Employing Bidirectional Two-Sample Mendelian Randomization Analysis to Verify the Potential of Polyunsaturated Fatty Acid Levels in the Prevention of Pancreatic Cancer

• Published in: Current Issues in Molecular Biology Vol. 46; no. 6; pp. 6041 - 6051
• Main Authors: Sha, Hao, Zhu, Weifeng
• Format: Journal Article
• Language: English
• Published: Switzerland MDPI AG 01.06.2024; MDPI
• Subjects: Antilipemic agents; Cancer; Communication; fatty acids; Genomes; Genomics; GWAS; Health aspects; Mendelian randomization; Omega-3; Omega-3 fatty acids; Omega-6; Oncology, Experimental; Pancreatic cancer; Prevention; Unsaturated fatty acids; pancreatic cancer; GWAS; Mendelian randomization; Omega-3; fatty acids; Omega-6
• ISSN: 1467-3037; 1467-3045; 1467-3045
• DOI: 10.3390/cimb46060360

Polyunsaturated fatty acids (PUFAs), specifically Omega-3 (FAω3) and docosahexaenoic acid (DHA), have been studied for their potential role in modulating pancreatic cancer (PC) risk.
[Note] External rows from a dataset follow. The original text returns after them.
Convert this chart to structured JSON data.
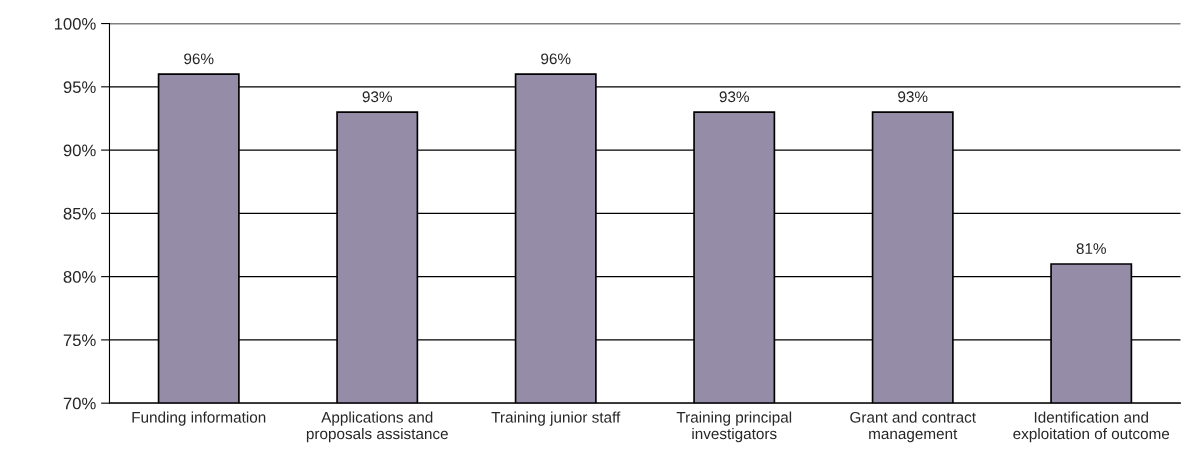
{
  "chart_data": {
    "type": "bar",
    "categories": [
      "Funding information",
      "Applications and\nproposals assistance",
      "Training junior staff",
      "Training principal\ninvestigators",
      "Grant and contract\nmanagement",
      "Identification and\nexploitation of outcome"
    ],
    "values": [
      96,
      93,
      96,
      93,
      93,
      81
    ],
    "color": "#958ca8",
    "ylim": [
      70,
      100
    ],
    "yticks": [
      {
        "value": 70,
        "label": "70%"
      },
      {
        "value": 75,
        "label": "75%"
      },
      {
        "value": 80,
        "label": "80%"
      },
      {
        "value": 85,
        "label": "85%"
      },
      {
        "value": 90,
        "label": "90%"
      },
      {
        "value": 95,
        "label": "95%"
      },
      {
        "value": 100,
        "label": "100%"
      }
    ],
    "value_labels": [
      "96%",
      "93%",
      "96%",
      "93%",
      "93%",
      "81%"
    ],
    "grid": "y"
  }
}
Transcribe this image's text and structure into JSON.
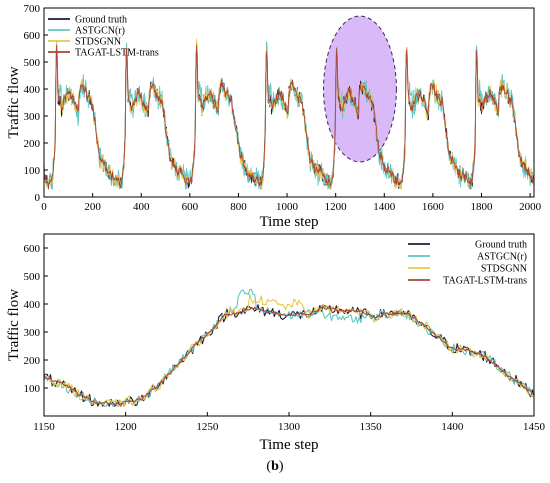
{
  "chart_data": [
    {
      "type": "line",
      "xlabel": "Time step",
      "ylabel": "Traffic flow",
      "xlim": [
        0,
        2016
      ],
      "ylim": [
        0,
        700
      ],
      "xticks": [
        "0",
        "200",
        "400",
        "600",
        "800",
        "1000",
        "1200",
        "1400",
        "1600",
        "1800",
        "2000"
      ],
      "yticks": [
        "0",
        "100",
        "200",
        "300",
        "400",
        "500",
        "600",
        "700"
      ],
      "legend_position": "top-left",
      "highlight": {
        "shape": "ellipse",
        "x_center": 1300,
        "y_center": 400,
        "x_radius": 150,
        "y_radius": 270,
        "fill": "#d9b9f7",
        "stroke": "#3a2a55"
      },
      "series": [
        {
          "name": "Ground truth",
          "color": "#1f1b3d"
        },
        {
          "name": "ASTGCN(r)",
          "color": "#5fc8c4"
        },
        {
          "name": "STDSGNN",
          "color": "#e8c84a"
        },
        {
          "name": "TAGAT-LSTM-trans",
          "color": "#a8463a"
        }
      ]
    },
    {
      "type": "line",
      "xlabel": "Time step",
      "ylabel": "Traffic flow",
      "xlim": [
        1150,
        1450
      ],
      "ylim": [
        0,
        650
      ],
      "xticks": [
        "1150",
        "1200",
        "1250",
        "1300",
        "1350",
        "1400",
        "1450"
      ],
      "yticks": [
        "100",
        "200",
        "300",
        "400",
        "500",
        "600"
      ],
      "legend_position": "top-right",
      "series": [
        {
          "name": "Ground truth",
          "color": "#1f1b3d"
        },
        {
          "name": "ASTGCN(r)",
          "color": "#5fc8c4"
        },
        {
          "name": "STDSGNN",
          "color": "#e8c84a"
        },
        {
          "name": "TAGAT-LSTM-trans",
          "color": "#a8463a"
        }
      ]
    }
  ],
  "caption": {
    "open": "(",
    "letter": "b",
    "close": ")"
  }
}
Although observational studies suggest a beneficial effect in reducing this risk, their findings are often limited by confounding variables and issues of reverse causation. This study used a two-way two-sample Mendelian randomization (MR) method to test the hypothesized genetic causal relationship between PUFAs and PC risk. Data from an extensive genome-wide association study (GWAS) were analyzed, focusing on FAω3 and FAω6 levels, their ratios, and DHA as variables and PC incidence as outcomes. This relationship was comprehensively evaluated using related MR methods, such as inverse variance weighting (IVW), MR Egger, and weighted median (WM). This study finds a significant negative correlation between FAω3 and DHA levels and PC risk, while FAω6 levels show no significant correlation. Interestingly, the ratio of FAω6 to FAω3 was positively associated with increased risk of PC. Neither the MR Egger nor the MR-PRESSO tests detected significant pleiotropy, nor did the Cochrane's Q test show significant heterogeneity. Leave-one-out analyzes further confirmed the robustness of these results. Using MR analysis of two samples, this study provides genetic causal evidence that FAω3 and DHA levels reduce the risk of PC, whereas the ratio of FAω6 to FAω3 increases the risk of PC. These insights highlight the potential utility of supplementing FAω3 and DHA or altering PUFAs in developing PC prevention strategies.